You may have seen a lot of press around a dashcam video of a car accident in the Netherlands. It shows a Tesla in AutoPilot hitting the brakes around 1.4 seconds before a red car crashes hard into a black SUV that isn't visible from the viewpoint of the dashcam. Many press have reported that the Tesla predicted that the two cars would hit, and because of the imminent accident, it hit the brakes to protect its occupants. (The articles most assuredly were not saying the Tesla predicted the accident that never happened had the Tesla failed to brake, they are talking about predicting the dramatic crash shown in the video.)
The accident is brutal but apparently nobody was hurt.
The press speculation is incorrect. It got some fuel because Elon Musk himself retweeted the report linked to, but Telsa has in fact confirmed the alternate and more probable story which does not involve any prediction of the future accident. In fact, the red car plays little to no role in what took place.

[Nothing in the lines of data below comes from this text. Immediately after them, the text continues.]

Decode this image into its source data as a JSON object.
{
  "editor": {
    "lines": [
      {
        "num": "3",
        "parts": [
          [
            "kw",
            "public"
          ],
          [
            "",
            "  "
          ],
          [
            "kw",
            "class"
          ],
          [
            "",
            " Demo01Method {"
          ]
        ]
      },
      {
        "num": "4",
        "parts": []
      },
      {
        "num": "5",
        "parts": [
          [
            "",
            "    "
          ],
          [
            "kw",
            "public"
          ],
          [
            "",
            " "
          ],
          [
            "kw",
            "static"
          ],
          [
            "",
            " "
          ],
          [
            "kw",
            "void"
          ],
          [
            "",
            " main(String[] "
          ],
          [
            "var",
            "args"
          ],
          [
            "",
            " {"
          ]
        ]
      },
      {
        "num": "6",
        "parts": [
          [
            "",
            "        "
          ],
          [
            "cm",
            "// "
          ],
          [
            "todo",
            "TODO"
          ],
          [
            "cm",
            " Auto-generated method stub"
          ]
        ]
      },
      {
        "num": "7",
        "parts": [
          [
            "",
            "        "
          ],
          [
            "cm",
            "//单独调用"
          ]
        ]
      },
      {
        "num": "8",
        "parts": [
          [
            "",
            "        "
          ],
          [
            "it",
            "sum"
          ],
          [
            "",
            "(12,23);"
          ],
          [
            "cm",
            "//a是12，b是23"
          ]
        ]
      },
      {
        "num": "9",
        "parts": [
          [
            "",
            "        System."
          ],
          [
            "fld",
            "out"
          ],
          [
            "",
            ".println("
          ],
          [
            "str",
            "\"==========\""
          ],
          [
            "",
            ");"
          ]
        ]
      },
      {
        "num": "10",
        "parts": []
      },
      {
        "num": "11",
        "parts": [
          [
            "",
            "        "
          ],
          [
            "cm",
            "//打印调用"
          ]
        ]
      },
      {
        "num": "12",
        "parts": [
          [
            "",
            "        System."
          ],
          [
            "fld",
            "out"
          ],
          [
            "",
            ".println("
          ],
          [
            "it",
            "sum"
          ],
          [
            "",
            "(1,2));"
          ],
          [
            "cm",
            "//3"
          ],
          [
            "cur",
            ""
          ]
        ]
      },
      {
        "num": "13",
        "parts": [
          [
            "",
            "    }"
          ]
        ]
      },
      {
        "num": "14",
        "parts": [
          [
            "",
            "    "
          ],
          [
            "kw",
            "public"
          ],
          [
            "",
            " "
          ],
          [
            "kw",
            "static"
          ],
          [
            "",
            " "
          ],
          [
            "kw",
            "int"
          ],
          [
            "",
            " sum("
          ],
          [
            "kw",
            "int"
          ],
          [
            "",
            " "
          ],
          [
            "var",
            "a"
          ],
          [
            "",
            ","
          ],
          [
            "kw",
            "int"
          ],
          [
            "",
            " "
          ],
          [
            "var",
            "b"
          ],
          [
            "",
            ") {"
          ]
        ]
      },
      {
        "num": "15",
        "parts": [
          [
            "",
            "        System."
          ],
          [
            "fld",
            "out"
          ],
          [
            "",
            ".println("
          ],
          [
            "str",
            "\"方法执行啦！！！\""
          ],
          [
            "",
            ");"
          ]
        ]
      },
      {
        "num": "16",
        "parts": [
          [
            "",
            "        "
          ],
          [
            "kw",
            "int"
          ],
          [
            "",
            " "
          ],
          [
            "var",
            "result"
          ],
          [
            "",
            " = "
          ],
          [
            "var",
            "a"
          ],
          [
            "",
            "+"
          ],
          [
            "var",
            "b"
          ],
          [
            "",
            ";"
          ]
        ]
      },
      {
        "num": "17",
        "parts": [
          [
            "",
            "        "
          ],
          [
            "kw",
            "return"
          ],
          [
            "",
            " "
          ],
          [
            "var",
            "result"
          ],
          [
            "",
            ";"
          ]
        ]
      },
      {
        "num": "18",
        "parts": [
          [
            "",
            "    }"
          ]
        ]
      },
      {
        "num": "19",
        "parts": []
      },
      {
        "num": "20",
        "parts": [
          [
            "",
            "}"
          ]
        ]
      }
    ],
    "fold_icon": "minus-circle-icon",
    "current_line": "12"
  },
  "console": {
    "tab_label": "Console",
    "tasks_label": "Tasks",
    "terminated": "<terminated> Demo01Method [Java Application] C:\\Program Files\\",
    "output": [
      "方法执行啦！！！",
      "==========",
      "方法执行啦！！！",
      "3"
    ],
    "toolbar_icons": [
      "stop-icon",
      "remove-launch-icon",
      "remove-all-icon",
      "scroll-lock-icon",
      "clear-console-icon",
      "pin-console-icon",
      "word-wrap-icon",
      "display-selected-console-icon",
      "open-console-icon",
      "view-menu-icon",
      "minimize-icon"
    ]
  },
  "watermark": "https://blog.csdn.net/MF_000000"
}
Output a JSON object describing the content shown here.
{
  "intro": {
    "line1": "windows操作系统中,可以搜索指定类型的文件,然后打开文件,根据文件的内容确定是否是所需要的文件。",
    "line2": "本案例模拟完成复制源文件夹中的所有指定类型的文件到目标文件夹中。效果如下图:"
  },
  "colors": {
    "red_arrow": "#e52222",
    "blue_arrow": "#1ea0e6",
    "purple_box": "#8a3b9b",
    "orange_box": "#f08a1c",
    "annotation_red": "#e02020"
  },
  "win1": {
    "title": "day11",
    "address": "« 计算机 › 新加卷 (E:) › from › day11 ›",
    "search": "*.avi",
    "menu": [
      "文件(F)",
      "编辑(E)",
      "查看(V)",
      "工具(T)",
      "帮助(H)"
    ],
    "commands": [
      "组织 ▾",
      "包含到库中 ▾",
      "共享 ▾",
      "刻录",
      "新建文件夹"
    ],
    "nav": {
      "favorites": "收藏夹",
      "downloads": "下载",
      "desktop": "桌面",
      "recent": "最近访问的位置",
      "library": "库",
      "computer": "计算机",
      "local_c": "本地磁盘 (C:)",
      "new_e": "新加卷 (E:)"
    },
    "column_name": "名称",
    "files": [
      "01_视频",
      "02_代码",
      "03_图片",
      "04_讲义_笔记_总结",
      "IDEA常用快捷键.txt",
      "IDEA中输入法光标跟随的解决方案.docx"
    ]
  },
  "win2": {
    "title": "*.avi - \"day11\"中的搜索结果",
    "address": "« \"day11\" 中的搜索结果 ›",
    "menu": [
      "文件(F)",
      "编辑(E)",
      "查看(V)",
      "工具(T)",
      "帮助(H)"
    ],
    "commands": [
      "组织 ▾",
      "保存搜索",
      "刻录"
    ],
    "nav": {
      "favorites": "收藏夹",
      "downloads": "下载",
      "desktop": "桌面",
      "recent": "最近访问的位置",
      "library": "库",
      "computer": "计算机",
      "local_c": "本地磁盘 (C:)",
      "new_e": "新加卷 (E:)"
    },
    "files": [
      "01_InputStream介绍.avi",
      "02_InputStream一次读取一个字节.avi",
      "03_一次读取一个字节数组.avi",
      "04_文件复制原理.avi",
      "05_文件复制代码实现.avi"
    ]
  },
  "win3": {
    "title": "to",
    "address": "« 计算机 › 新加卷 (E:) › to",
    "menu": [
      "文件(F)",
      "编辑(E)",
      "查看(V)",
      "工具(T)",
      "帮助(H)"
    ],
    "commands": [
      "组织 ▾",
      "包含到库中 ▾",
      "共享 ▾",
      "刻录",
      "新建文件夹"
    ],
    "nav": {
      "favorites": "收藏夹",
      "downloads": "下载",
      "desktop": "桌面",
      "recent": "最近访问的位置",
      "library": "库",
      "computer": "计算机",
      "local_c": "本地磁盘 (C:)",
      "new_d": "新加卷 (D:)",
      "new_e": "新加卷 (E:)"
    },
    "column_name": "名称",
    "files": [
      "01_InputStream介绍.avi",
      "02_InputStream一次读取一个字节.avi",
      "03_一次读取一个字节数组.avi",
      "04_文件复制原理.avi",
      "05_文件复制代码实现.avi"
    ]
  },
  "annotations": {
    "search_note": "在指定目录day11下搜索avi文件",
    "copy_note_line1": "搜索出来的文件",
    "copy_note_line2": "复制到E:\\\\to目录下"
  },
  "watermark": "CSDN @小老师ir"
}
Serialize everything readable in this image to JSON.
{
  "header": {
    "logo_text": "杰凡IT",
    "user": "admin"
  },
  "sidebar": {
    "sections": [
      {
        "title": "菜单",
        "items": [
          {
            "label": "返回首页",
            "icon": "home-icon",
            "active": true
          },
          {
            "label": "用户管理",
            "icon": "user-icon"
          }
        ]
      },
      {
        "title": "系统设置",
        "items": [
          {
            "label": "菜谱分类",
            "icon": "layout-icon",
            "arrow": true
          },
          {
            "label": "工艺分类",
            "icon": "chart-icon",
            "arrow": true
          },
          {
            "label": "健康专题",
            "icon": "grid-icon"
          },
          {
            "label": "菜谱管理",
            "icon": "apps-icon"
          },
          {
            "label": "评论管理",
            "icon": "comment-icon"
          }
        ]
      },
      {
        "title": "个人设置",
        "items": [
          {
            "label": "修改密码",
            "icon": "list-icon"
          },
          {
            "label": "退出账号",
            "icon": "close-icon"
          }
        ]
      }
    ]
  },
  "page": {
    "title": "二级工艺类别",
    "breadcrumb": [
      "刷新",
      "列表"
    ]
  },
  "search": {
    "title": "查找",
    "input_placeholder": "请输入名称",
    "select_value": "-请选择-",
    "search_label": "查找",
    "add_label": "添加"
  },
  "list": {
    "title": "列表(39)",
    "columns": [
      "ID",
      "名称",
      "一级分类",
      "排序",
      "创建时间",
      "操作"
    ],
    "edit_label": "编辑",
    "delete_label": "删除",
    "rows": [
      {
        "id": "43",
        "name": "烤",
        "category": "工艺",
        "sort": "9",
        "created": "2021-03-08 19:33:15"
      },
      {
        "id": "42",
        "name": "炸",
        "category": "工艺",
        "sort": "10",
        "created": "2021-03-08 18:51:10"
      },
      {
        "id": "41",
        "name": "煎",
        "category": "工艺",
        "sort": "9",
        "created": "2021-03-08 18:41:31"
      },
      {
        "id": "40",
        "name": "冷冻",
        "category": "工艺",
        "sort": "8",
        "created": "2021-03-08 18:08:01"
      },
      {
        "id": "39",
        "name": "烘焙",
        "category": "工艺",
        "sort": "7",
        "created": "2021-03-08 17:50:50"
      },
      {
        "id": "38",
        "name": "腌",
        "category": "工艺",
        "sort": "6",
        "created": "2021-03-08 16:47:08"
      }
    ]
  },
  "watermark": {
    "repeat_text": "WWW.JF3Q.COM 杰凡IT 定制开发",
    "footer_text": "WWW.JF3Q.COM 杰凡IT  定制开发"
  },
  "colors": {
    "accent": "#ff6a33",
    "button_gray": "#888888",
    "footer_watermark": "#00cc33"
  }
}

Tesla's autopilot uses radar as a key sensor. One great thing about radar is that it tells you how fast every radar target is going, as well as how far away it is. Radar for cars doesn't tell you very accurately where the target is (roughly it can tell you what lane a target is in.) Radar beams bounce off many things, including the road. That means a radar beam can bounce off the road under a car that is in front of you, and then hit a car in front of it, even if you can't see the car. Because the radar tells you "I see something in your lane 40m ahead going 20mph and something else 30m ahead going 60mph" you know it's two different things.